En el balance del año, el PIB aumentó 2,1%, un décima menos que la proyección preliminar y por debajo del 2,8% obtenido en 2024. La difusión de estas cifras fue retrasada por el cierre del Gobierno federal, que detuvo funciones administrativas entre octubre y noviembre.
La revisión a la baja del PIB se explica por una menor inversión, que creció un 3,3%, cinco décimas menos que lo pronosticado, y un gasto de consumo que también cayó, situándose en 2%. Las exportaciones sufrieron una disminución más pronunciada, pasando de una baja inicial del 0,9% a un 3,3% en el dato ajustado.
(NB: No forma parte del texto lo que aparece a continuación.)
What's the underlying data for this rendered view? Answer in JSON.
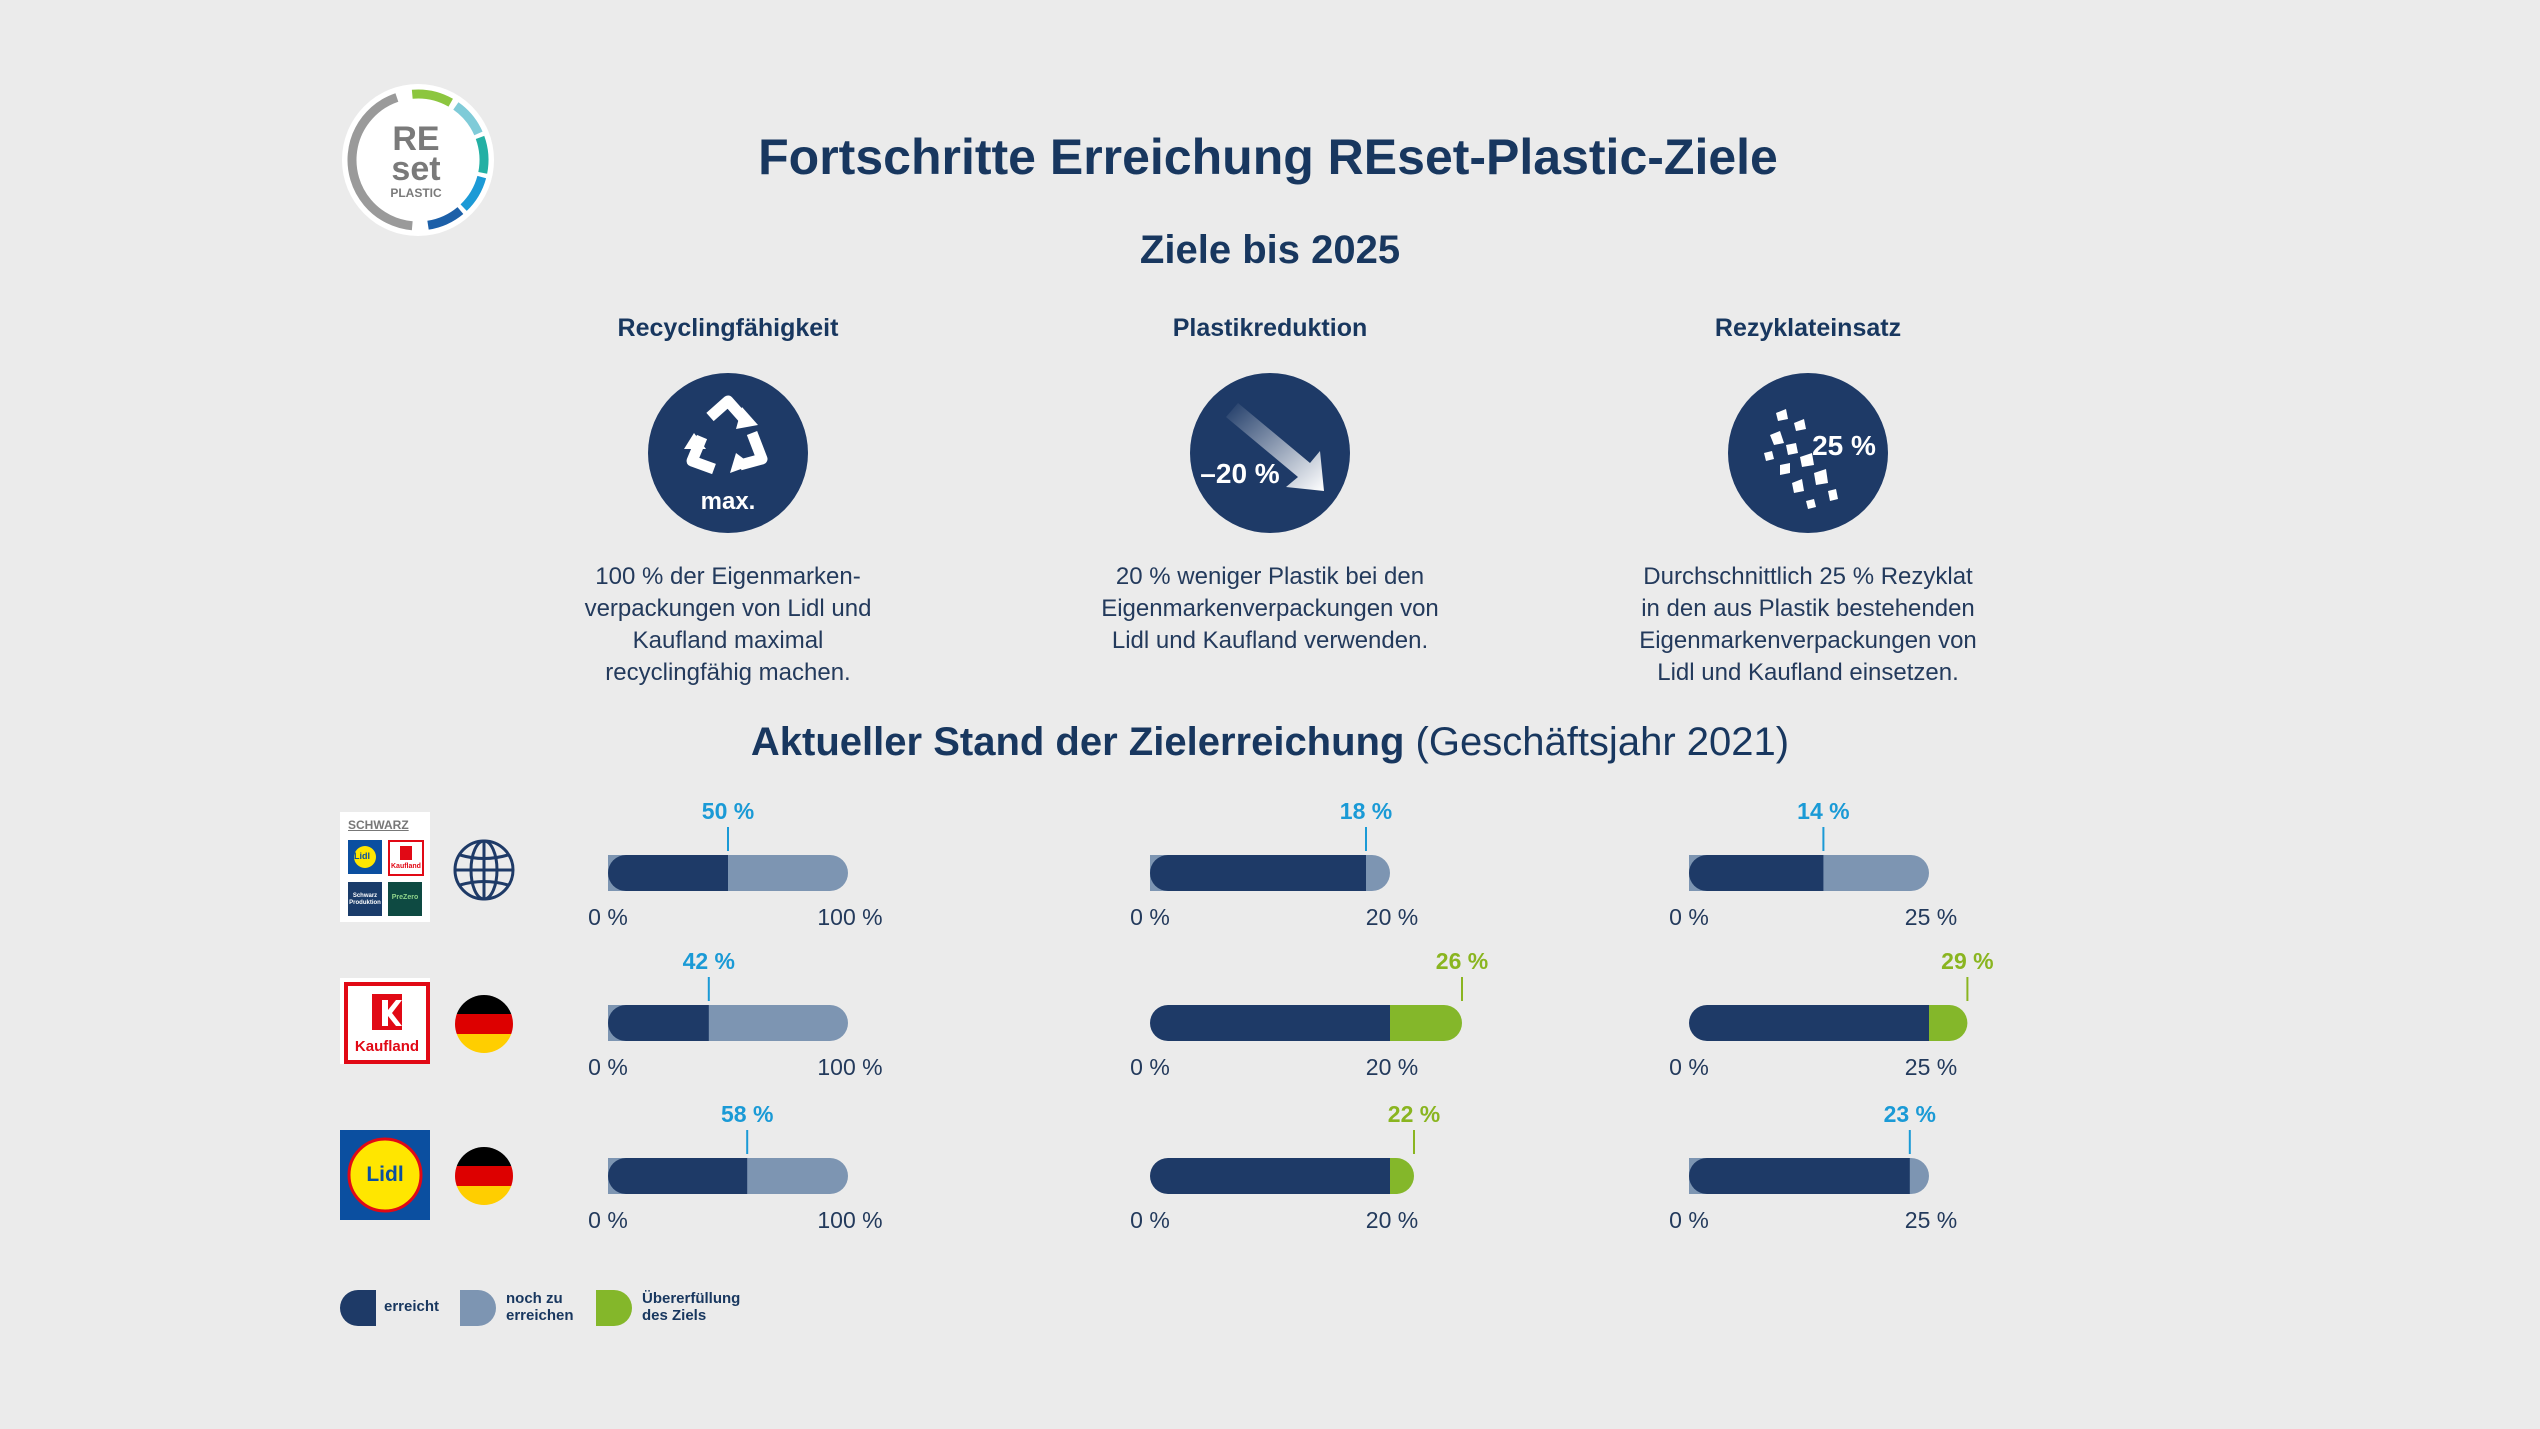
{
  "title": "Fortschritte Erreichung REset-Plastic-Ziele",
  "logo": {
    "line1": "RE",
    "line2": "set",
    "line3": "PLASTIC"
  },
  "goals_title": "Ziele bis 2025",
  "goals": [
    {
      "heading": "Recyclingfähigkeit",
      "icon": "recycle-icon",
      "icon_label": "max.",
      "text": [
        "100 % der Eigenmarken-",
        "verpackungen von Lidl und",
        "Kaufland maximal",
        "recyclingfähig machen."
      ]
    },
    {
      "heading": "Plastikreduktion",
      "icon": "arrow-down-icon",
      "icon_label": "–20 %",
      "text": [
        "20 % weniger Plastik bei den",
        "Eigenmarkenverpackungen von",
        "Lidl und Kaufland verwenden."
      ]
    },
    {
      "heading": "Rezyklateinsatz",
      "icon": "flakes-icon",
      "icon_label": "25 %",
      "text": [
        "Durchschnittlich 25 % Rezyklat",
        "in den aus Plastik bestehenden",
        "Eigenmarkenverpackungen von",
        "Lidl und Kaufland einsetzen."
      ]
    }
  ],
  "status_title": {
    "bold": "Aktueller Stand der Zielerreichung",
    "normal": " (Geschäftsjahr 2021)"
  },
  "rows": [
    {
      "logo": "SCHWARZ",
      "logo_sub": [
        "Lidl",
        "Kaufland",
        "Schwarz Produktion",
        "PreZero"
      ],
      "region_icon": "globe-icon"
    },
    {
      "logo": "Kaufland",
      "region_icon": "germany-flag-icon"
    },
    {
      "logo": "Lidl",
      "region_icon": "germany-flag-icon"
    }
  ],
  "colors": {
    "achieved": "#1e3a67",
    "remaining": "#7d95b2",
    "exceeded": "#84b72a",
    "label_blue": "#1a9ad6",
    "label_green": "#8ab520"
  },
  "chart_data": [
    {
      "type": "bar",
      "metric": "Recyclingfähigkeit",
      "min_label": "0 %",
      "target_label": "100 %",
      "target": 100,
      "series": [
        {
          "name": "Schwarz Gruppe",
          "value": 50,
          "label": "50 %"
        },
        {
          "name": "Kaufland",
          "value": 42,
          "label": "42 %"
        },
        {
          "name": "Lidl",
          "value": 58,
          "label": "58 %"
        }
      ]
    },
    {
      "type": "bar",
      "metric": "Plastikreduktion",
      "min_label": "0 %",
      "target_label": "20 %",
      "target": 20,
      "series": [
        {
          "name": "Schwarz Gruppe",
          "value": 18,
          "label": "18 %"
        },
        {
          "name": "Kaufland",
          "value": 26,
          "label": "26 %"
        },
        {
          "name": "Lidl",
          "value": 22,
          "label": "22 %"
        }
      ]
    },
    {
      "type": "bar",
      "metric": "Rezyklateinsatz",
      "min_label": "0 %",
      "target_label": "25 %",
      "target": 25,
      "series": [
        {
          "name": "Schwarz Gruppe",
          "value": 14,
          "label": "14 %"
        },
        {
          "name": "Kaufland",
          "value": 29,
          "label": "29 %"
        },
        {
          "name": "Lidl",
          "value": 23,
          "label": "23 %"
        }
      ]
    }
  ],
  "legend": [
    {
      "key": "achieved",
      "label": [
        "erreicht"
      ]
    },
    {
      "key": "remaining",
      "label": [
        "noch zu",
        "erreichen"
      ]
    },
    {
      "key": "exceeded",
      "label": [
        "Übererfüllung",
        "des Ziels"
      ]
    }
  ]
}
Asimismo, el gasto público se contrajo un 5,8%, superior al 5,1% que se había previsto antes. En cuanto a las importaciones, estas cayeron un 1,1%, un leve aumento respecto al 1,3% que se estimó anteriormente.
El gasto en defensa también se vio afectado, cayendo un 10,7% en el trimestre, mientras que el gasto total del Gobierno federal disminuyó un 16,7%. El desempeño del PIB, sumado a la inflación y el mercado laboral, será clave para las decisiones de política monetaria en la próxima reunión de la Reserva Federal.